Most of my time in post is taken up with sharpening and tone curves or masking.
 
I usually shoot to the right.
sometimes though, it can be inconveniencing having to turn a few times to get something that is on my left side.
I kinda feel when that happens, it would have just been better to shoot to the left.
but, rules are rules.

I tend to follow this set of ideas. But I am left handed and get confused. So I just hit the shutter and pray it works out.
 
..... so its best to ETTR as long as you don't blow out the highlights and plan on editing.

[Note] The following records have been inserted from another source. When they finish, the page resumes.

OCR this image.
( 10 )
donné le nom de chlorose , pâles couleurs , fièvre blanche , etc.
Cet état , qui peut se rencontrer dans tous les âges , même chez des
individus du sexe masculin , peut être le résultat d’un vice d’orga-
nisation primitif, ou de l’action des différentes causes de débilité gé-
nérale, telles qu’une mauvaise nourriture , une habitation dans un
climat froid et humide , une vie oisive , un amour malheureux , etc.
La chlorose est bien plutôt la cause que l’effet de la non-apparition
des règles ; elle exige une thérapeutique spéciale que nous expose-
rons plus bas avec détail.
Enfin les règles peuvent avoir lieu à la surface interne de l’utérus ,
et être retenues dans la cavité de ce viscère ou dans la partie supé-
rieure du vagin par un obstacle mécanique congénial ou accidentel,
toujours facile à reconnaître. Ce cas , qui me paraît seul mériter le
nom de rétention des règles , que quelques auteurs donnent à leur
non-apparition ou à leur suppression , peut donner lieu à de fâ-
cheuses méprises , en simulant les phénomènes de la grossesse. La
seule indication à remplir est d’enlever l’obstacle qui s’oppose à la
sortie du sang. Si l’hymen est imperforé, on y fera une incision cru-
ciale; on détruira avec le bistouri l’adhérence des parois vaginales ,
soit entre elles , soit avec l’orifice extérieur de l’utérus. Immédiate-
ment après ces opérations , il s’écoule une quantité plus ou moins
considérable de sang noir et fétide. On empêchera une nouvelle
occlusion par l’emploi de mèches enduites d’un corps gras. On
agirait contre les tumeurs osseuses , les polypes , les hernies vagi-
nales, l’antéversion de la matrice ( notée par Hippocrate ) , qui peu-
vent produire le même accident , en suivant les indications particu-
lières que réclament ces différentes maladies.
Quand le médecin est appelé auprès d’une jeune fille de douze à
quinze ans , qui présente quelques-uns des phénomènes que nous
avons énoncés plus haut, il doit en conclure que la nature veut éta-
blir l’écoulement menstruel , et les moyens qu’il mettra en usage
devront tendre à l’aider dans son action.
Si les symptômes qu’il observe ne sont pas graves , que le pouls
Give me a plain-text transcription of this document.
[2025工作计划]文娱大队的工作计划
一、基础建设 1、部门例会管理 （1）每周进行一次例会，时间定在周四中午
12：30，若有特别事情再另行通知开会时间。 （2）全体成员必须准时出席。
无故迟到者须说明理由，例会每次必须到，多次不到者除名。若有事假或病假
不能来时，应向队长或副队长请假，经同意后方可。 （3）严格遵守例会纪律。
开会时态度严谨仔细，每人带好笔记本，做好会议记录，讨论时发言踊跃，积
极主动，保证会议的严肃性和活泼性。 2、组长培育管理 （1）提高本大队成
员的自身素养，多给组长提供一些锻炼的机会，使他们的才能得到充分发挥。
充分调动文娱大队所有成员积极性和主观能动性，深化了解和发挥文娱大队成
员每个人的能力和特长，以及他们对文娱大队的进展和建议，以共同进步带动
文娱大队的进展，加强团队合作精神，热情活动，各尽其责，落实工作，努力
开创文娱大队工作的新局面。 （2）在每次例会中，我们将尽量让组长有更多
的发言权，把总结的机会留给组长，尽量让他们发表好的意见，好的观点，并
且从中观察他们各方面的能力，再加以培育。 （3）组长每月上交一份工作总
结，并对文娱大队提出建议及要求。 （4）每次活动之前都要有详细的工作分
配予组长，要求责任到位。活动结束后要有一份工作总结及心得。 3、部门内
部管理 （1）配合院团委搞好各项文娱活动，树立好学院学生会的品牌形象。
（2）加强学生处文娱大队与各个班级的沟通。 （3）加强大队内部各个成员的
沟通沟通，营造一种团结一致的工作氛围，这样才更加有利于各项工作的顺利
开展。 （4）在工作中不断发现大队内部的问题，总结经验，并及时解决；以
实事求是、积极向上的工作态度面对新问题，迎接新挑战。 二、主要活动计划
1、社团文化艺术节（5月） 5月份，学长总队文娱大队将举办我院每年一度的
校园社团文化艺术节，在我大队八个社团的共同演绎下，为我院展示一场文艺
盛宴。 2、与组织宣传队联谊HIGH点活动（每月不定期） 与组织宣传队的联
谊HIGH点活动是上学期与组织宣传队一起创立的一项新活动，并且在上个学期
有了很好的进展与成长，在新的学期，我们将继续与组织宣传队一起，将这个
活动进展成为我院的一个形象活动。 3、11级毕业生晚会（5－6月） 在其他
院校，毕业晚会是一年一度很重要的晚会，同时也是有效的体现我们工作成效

That's why I prefer to set the LCD display to "Highlights" rather than Histogram. It must be my old eyes because I can't read a thing (text) within the length of my outstretched arms without reading glasses on. I do not wear glasses while shooting and often forget to bring a pair along. So with the LCD set to "Highlights" or "Blinkeys", I can tell immediately what is blown out in the frame. If a part is blown out and intregal to the image, I can make a quick setting adjustment so that part of the frame is still recoverable. I think of the Highlights vs Histogram much like an analogue clock vs a digital. If I walk past an analogue, I can tell you the time of day straight away. If I walk past a digital clock, I have to read the time, which may or may not tell me what I want to know as I cruise by.

Sorry, didn't mean to tilt the conversation.